1978 : lancement de Bigolo, premier journal de BD du pays

Il se crée avec comme devise « contre ceux qui prennent la vie trop au sérieux ou trop à la légère », Bigolo accueillait beaucoup de séries à suivre et de gags en une planche de dessinateurs comme Soorësi (Mouhamadou Mansour Sy), Babacar Mbaye Touré[9], Babacar Hamallah Doukouré[10] ainsi que Daouda Diarra (qui y a dessiné L’invalide et des illustrations), futur directeur respectif de l’Ecole Nationale des Beaux-Arts, de l’Ecole Normale Supérieure d’éducation artistique, de l’Ecole Nationale des Arts et directeur des arts au ministère de la culture[11]. Publié en marron et blanc, le journal était également diffusé au Togo et au Bénin. Plusieurs séries y virent le jour : Ndiaga ag Sokhna (Djib au scénario, Mbaye aux dessins), Les tribulations de Saaxewar (Soorësi[12])… Publié par les éditions Jinaab, le directeur de publication en était Djib Diédhiou et le directeur artistique, Charles Diagne. La politique n’était jamais abordée frontalement. Le premier numéro est sorti en décembre 1978, le deuxième était daté de février-mars 1979 et le troisième et dernier d’août-septembre 1979. Plombé par les dettes, Bigolo cessera de paraître malgré des tirages atteignant 5 000 exemplaires. Il n’y aura plus de revue spécialisée BD dans le pays jusqu’à plusieurs décennies plus tard et la revue Puissant, qui ne durera pas.

Les années 1980 : le début des grandes séries en BD

Dans les années 80, Le soleil continue à publier de la BD. Comme beaucoup d’autres titres de presse édités sur le continent, il accueille en son sein des histoires proposées et diffusées par l’éditeur français Segedo (éditeur des revues Kouakou et Calao) comme Le gaspilleur, réalisé par Serge Saint-Michel (Scénariste) et par Cl.-H. Juillard (dessinateur), paru en 1981. L’histoire expliquait aux agriculteurs comment ils doivent vendre leur production, en illustrant l’histoire d’un père de famille, qui en voulant prendre une deuxième épouse se fera arnaquer par les marchands de la ville en leur vendant sa récolte au lieu de la vendre à l’Office National des Centres Vivriers. Puis, il y eut Alerte sur le forage en février-mars 1982, toujours de Cl.-H. Juillard.

Cette même année, Babacar H. Doukouré y continue la série Ansou Foné, tirée de la tradition orale et commencée dans Bigolo, avec deux histoires qui se succèdent: Ansou Foné et le roi-sorcier (commencée le 6 mai et terminée le 5 juin) et La sagesse des anciens (du 8 au 26 septembre). Puis du 10 mai au 7 juin 1983, il fait paraître la troisième et dernière série, Serigne Assane (les jumeaux).

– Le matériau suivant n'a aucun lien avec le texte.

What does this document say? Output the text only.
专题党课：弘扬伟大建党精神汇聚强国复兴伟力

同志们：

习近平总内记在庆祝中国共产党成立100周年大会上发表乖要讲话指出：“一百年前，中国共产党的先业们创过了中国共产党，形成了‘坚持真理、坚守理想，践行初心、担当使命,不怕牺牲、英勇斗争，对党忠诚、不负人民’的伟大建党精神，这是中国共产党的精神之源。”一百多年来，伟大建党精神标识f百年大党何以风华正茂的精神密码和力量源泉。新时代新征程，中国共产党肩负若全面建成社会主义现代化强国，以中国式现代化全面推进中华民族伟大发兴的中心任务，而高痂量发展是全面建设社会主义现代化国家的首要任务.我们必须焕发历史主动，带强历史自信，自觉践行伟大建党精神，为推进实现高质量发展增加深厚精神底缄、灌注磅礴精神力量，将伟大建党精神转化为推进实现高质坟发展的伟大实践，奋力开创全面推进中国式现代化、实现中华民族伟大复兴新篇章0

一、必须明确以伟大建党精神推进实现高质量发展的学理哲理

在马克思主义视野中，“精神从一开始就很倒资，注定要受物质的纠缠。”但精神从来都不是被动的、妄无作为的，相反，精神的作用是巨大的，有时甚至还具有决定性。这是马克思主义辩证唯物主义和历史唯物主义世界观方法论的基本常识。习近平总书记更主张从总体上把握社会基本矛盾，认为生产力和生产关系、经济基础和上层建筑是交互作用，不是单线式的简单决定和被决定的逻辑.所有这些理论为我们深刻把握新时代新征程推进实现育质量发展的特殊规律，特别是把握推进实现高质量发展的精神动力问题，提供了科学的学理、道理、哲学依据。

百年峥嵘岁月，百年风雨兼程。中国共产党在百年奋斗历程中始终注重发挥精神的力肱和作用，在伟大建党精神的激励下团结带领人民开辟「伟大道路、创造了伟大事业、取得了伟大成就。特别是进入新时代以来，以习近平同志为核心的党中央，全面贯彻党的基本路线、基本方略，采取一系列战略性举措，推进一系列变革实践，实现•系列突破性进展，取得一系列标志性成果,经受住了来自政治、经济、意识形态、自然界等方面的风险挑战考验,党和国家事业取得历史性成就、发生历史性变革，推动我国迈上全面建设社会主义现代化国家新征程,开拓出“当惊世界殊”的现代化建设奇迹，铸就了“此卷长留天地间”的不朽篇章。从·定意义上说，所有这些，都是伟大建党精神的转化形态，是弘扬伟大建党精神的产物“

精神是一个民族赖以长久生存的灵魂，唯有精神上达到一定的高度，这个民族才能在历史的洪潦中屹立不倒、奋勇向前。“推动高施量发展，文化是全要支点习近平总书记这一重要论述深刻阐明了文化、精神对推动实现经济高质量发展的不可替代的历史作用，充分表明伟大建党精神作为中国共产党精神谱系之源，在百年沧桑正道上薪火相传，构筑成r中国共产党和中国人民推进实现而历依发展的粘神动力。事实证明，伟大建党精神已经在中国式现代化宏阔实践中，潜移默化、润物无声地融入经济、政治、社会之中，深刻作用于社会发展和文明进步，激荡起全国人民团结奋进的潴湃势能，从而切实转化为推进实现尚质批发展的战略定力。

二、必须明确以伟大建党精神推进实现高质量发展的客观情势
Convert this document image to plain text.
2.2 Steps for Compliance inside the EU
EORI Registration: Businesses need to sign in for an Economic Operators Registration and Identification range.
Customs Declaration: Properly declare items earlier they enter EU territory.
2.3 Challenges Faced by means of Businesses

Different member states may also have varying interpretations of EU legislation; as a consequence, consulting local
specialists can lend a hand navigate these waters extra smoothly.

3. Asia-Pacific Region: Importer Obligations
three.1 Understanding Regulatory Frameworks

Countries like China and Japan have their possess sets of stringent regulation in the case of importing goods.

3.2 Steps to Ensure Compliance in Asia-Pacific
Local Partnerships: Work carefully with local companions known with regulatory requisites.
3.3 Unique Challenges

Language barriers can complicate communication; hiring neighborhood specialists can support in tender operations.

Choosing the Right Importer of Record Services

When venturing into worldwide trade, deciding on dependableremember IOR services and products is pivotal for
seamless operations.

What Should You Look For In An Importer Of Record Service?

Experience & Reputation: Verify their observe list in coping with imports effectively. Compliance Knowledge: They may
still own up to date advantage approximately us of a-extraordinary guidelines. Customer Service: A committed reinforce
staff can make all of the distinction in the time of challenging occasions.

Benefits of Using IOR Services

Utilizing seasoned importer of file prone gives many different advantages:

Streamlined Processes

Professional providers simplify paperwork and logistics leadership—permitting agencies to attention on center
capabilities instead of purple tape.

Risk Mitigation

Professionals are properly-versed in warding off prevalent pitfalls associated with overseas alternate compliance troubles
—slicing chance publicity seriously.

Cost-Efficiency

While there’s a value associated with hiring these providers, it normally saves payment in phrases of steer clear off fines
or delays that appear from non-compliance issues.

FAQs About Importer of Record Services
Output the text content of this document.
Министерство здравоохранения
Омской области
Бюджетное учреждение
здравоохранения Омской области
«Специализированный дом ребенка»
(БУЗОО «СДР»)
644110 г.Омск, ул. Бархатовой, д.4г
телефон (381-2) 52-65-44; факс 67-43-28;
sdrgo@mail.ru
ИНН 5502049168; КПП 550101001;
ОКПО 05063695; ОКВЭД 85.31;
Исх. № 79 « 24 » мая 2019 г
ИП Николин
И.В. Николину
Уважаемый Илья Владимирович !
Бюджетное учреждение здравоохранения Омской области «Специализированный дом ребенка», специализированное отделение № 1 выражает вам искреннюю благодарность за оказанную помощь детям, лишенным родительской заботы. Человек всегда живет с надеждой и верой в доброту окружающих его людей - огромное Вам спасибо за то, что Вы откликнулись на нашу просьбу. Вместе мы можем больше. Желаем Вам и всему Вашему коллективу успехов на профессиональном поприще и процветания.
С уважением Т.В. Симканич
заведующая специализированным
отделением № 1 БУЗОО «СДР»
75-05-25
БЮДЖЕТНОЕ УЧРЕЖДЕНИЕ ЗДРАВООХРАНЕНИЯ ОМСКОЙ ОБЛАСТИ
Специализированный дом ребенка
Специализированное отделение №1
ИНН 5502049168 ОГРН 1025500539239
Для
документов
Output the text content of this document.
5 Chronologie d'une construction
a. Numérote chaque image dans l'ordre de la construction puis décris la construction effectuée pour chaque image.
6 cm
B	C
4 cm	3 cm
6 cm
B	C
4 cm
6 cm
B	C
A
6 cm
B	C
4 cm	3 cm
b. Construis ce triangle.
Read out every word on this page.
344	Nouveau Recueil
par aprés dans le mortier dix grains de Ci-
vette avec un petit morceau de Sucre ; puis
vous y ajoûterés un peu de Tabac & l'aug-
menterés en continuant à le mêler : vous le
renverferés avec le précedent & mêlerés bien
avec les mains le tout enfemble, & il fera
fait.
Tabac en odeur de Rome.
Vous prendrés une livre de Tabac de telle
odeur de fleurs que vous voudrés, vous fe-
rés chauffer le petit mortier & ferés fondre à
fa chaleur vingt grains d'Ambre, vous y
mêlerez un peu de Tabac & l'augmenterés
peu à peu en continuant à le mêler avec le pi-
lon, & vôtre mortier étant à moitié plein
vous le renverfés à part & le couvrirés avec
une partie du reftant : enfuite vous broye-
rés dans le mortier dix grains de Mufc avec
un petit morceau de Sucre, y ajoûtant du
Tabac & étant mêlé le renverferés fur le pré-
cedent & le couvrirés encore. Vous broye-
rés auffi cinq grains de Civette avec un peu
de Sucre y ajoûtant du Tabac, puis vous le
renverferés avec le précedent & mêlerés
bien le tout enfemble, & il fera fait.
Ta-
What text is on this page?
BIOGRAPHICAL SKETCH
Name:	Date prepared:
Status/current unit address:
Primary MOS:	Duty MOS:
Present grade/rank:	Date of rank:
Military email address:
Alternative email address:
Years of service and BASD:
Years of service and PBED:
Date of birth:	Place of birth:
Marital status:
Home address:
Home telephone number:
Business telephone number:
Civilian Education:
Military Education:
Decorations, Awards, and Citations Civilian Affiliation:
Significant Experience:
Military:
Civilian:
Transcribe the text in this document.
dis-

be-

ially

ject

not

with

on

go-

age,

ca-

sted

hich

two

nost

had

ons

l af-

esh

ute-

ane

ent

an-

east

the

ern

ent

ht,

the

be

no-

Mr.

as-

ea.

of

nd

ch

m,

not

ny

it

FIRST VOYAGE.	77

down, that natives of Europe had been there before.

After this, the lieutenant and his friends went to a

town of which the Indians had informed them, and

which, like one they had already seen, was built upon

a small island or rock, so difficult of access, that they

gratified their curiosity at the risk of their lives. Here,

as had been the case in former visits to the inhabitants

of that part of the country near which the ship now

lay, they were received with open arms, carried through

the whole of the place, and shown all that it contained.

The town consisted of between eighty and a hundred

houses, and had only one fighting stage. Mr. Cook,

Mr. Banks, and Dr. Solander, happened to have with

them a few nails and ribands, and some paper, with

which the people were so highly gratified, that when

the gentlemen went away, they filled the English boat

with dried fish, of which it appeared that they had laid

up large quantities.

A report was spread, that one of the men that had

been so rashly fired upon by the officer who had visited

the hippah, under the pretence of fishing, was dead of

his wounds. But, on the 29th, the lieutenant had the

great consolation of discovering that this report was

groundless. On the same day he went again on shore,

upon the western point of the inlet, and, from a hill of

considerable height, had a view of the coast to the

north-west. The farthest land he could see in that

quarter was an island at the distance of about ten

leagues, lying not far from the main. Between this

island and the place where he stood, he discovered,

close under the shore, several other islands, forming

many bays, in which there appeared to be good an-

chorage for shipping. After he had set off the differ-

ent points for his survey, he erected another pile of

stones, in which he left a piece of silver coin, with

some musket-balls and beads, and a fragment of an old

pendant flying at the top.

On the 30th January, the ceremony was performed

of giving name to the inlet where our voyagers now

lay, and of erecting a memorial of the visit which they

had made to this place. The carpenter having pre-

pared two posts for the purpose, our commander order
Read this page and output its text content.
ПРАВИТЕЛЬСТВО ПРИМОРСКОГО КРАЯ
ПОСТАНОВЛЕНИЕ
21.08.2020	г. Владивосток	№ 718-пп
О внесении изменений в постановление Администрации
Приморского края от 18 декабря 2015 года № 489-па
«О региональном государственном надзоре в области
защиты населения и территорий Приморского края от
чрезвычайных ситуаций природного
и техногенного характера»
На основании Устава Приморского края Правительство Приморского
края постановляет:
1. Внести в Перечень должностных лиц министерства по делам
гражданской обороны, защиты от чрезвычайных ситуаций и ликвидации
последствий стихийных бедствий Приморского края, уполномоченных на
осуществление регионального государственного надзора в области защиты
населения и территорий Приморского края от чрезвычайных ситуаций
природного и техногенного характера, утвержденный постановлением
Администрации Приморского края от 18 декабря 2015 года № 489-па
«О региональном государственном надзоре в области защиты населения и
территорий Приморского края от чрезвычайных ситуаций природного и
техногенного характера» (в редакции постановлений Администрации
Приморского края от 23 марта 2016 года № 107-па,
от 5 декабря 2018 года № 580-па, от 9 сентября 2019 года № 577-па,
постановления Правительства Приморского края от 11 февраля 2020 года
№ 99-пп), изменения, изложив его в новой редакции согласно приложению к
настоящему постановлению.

Entre temps, du 17 au 26 janvier 1983, Le soleil avait publié une série avec des extra-terrestres, Le mystère de Bari Diame dessinée et scénarisée par un artiste signant sous le pseudonyme de Jah.

Le soleil restera, tout au long de la décennie, un lieu d’accueil pour les auteurs de BD qui pourront y publier leur travail.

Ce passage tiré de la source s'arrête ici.